- Born: Richard Abrom Henries 16 September 1908 Monrovia, Liberia
- Died: 22 April 1980 (aged 71) Monrovia, Liberia
- Education: College of West Africa, Liberia College
- Occupation: Politician
- Relatives: Angie Brooks (first wife, divorced), A. Doris Banks Henries (second wife)

= Richard Abrom Henries =

Liberian politician

Richard Abrom Henries (16 September 1908 – 22 April 1980) was a Liberian politician who was speaker of the Liberian House of Representatives.

==Early life==
Richard Abrom Henries was born in Monrovia, Liberia on 16 September 1908 to George E. Henries, an Americo-Liberian carpenter and merchant, and Eliza B. Henries, née Robinson, a seamstress.
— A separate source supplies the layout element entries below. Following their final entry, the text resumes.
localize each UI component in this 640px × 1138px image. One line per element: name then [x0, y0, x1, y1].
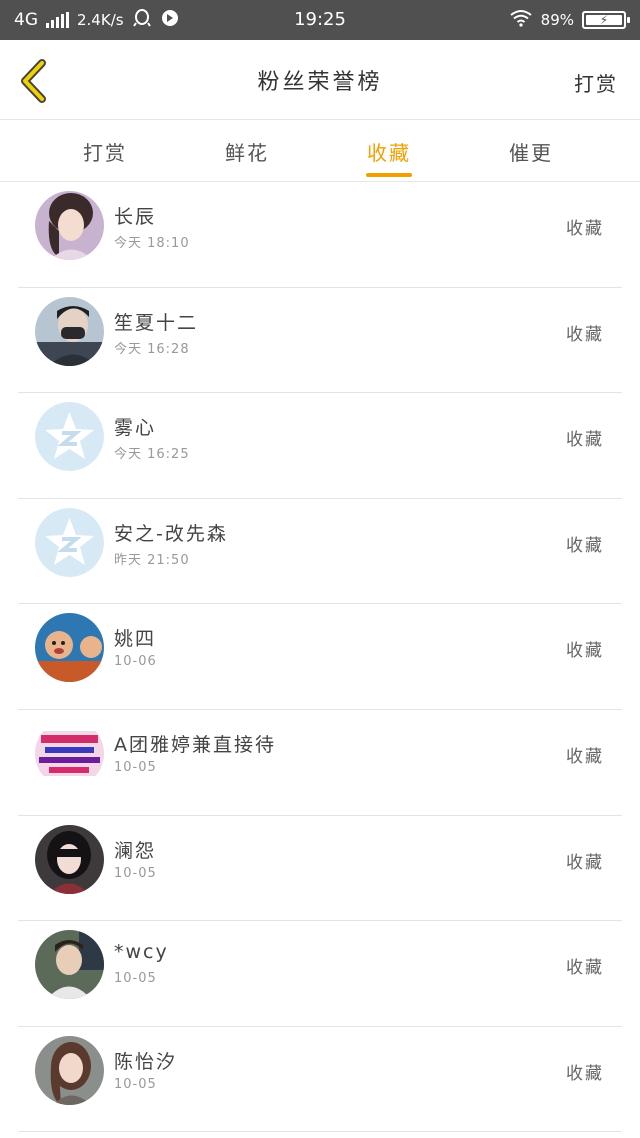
- reward-button[interactable]: 打赏: [574, 68, 618, 97]
- fan-name: 澜怨: [114, 839, 157, 862]
- fan-list-item[interactable]: A团雅婷兼直接待 10-05 收藏: [18, 710, 622, 816]
- fan-list: 长辰 今天 18:10 收藏 笙夏十二 今天 16:28 收藏 雾心 今天 16:25 收藏 安之…: [0, 182, 640, 1133]
- avatar[interactable]: [35, 1035, 104, 1105]
- avatar[interactable]: [35, 718, 104, 788]
- fan-list-item[interactable]: 长辰今天 18:10 收藏: [18, 182, 622, 288]
- tab-urge-update[interactable]: 催更: [460, 121, 602, 181]
- avatar[interactable]: [35, 191, 104, 260]
- signal-icon: [46, 12, 69, 28]
- battery-icon: ⚡: [582, 11, 630, 29]
- network-type: 4G: [14, 10, 38, 30]
- nav-header: 粉丝荣誉榜 打赏: [0, 40, 640, 120]
- fan-action-label: 收藏: [566, 1063, 604, 1084]
- avatar[interactable]: [35, 296, 104, 366]
- fan-action-label: 收藏: [566, 324, 604, 345]
- fan-list-item[interactable]: 澜怨 10-05 收藏: [18, 816, 622, 922]
- avatar[interactable]: [35, 507, 104, 577]
- fan-list-item[interactable]: 陈怡汐 10-05 收藏: [18, 1027, 622, 1133]
- battery-percent: 89%: [540, 11, 574, 29]
- fan-name: 长辰: [114, 206, 157, 228]
- fan-time: 10-05: [114, 865, 157, 881]
- fan-time: 昨天 21:50: [114, 552, 190, 568]
- network-speed: 2.4K/s: [77, 11, 124, 29]
- avatar[interactable]: [35, 613, 104, 683]
- fan-action-label: 收藏: [566, 535, 604, 556]
- avatar[interactable]: [35, 930, 104, 1000]
- status-left: 4G 2.4K/s: [14, 8, 180, 33]
- tab-bar: 打赏 鲜花 收藏 催更: [0, 121, 640, 182]
- wifi-icon: [509, 9, 533, 32]
- fan-list-item[interactable]: 安之-改先森昨天 21:50 收藏: [18, 499, 622, 605]
- back-button[interactable]: [16, 58, 50, 104]
- fan-name: 雾心: [114, 417, 157, 440]
- fan-action-label: 收藏: [566, 219, 604, 239]
- fan-list-item[interactable]: *wcy 10-05 收藏: [18, 921, 622, 1027]
- charging-bolt-icon: ⚡: [599, 13, 609, 27]
- status-bar: 4G 2.4K/s 19:25 89% ⚡: [0, 0, 640, 40]
- chevron-left-icon: [21, 59, 46, 103]
- status-right: 89% ⚡: [509, 9, 630, 32]
- fan-name: *wcy: [114, 941, 169, 964]
- fan-action-label: 收藏: [566, 958, 604, 979]
- qq-icon: [132, 8, 152, 33]
- fan-action-label: 收藏: [566, 852, 604, 873]
- fan-list-item[interactable]: 姚四 10-06 收藏: [18, 604, 622, 710]
- fan-name: 姚四: [114, 628, 157, 651]
- page-title: 粉丝荣誉榜: [257, 69, 383, 95]
- fan-time: 今天 16:28: [114, 341, 190, 357]
- tab-reward[interactable]: 打赏: [34, 121, 176, 181]
- fan-list-item[interactable]: 笙夏十二今天 16:28 收藏: [18, 288, 622, 394]
- avatar[interactable]: [35, 824, 104, 894]
- fan-time: 10-05: [114, 759, 157, 775]
- fan-list-item[interactable]: 雾心今天 16:25 收藏: [18, 393, 622, 499]
- tab-favorites[interactable]: 收藏: [318, 121, 460, 181]
- tab-label: 催更: [509, 141, 553, 165]
- fan-time: 10-05: [114, 971, 157, 987]
- tab-label: 鲜花: [225, 141, 269, 165]
- fan-name: 笙夏十二: [114, 311, 199, 334]
- tab-label: 收藏: [367, 141, 411, 165]
- fan-name: 安之-改先森: [114, 522, 228, 545]
- tab-flowers[interactable]: 鲜花: [176, 121, 318, 181]
- tab-active-indicator: [366, 173, 412, 177]
- app-screen: 4G 2.4K/s 19:25 89% ⚡ 粉丝荣誉榜 打赏 打赏 鲜花 收藏 …: [0, 0, 640, 1138]
- avatar[interactable]: [35, 402, 104, 472]
- fan-name: A团雅婷兼直接待: [114, 733, 276, 756]
- fan-action-label: 收藏: [566, 746, 604, 767]
- fan-action-label: 收藏: [566, 641, 604, 662]
- fan-time: 10-06: [114, 654, 157, 670]
- app-notification-icon: [160, 8, 180, 33]
- fan-action-label: 收藏: [566, 430, 604, 451]
- fan-time: 今天 18:10: [114, 236, 190, 251]
- fan-time: 今天 16:25: [114, 447, 190, 463]
- fan-name: 陈怡汐: [114, 1050, 178, 1073]
- tab-label: 打赏: [83, 141, 127, 165]
- fan-time: 10-05: [114, 1076, 157, 1092]
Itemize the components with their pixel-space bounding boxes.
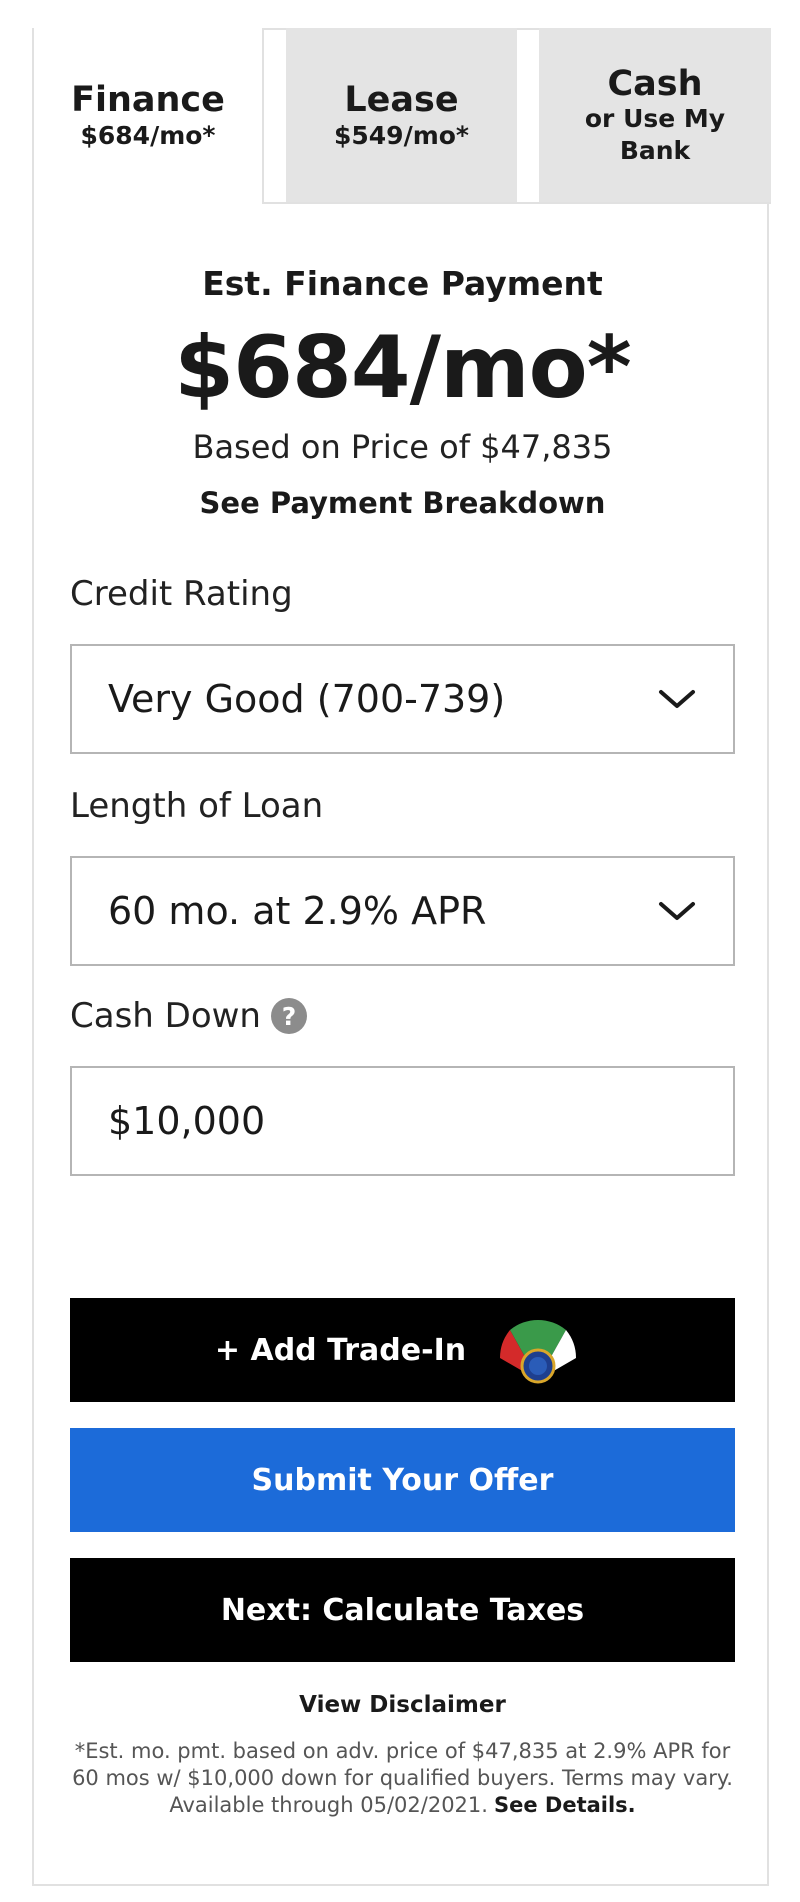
chevron-down-icon xyxy=(659,690,695,708)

Henries was orphaned at age sixteen years old when his parents died in 1924. Henries subsequently lived with his grandmother and two aunts.

==Education==
Henries graduated at the top of his class from the College of West Africa in 1927. Because he had had a difficult time putting himself through high school, he decided not to go to college. However, his aunt, the late Martha Robinson and her husband, the late Henry A. Clements, encouraged him to enroll at Liberia College and promised to help him with his tuition. Henries enrolled in college, led his class throughout his college years and graduated in 1931 as the valedictorian of his class with a bachelor's degree in mathematics. Henries was subsequently appointed as an associate professor of mathematics a few months after his graduation from Liberia College.

Subsequently, from 1946 to 1951, he served the University of Liberia as secretary of the Board of Trustees and, from 1951 to 1980, as president of the Board. At different times, during the years after his graduation, his alma mater conferred upon him the honorary degrees of Doctor of Laws, Doctor of Civil Laws and Doctor of Humanities.

==Death==
Henries was one of the thirteen Americo-Liberian political leaders who were executed in the 1980 Liberian coup.

==Personal life==
Henries was married to Angie Brooks, a Liberian, and subsequently to A. Doris Banks Henries, an African American.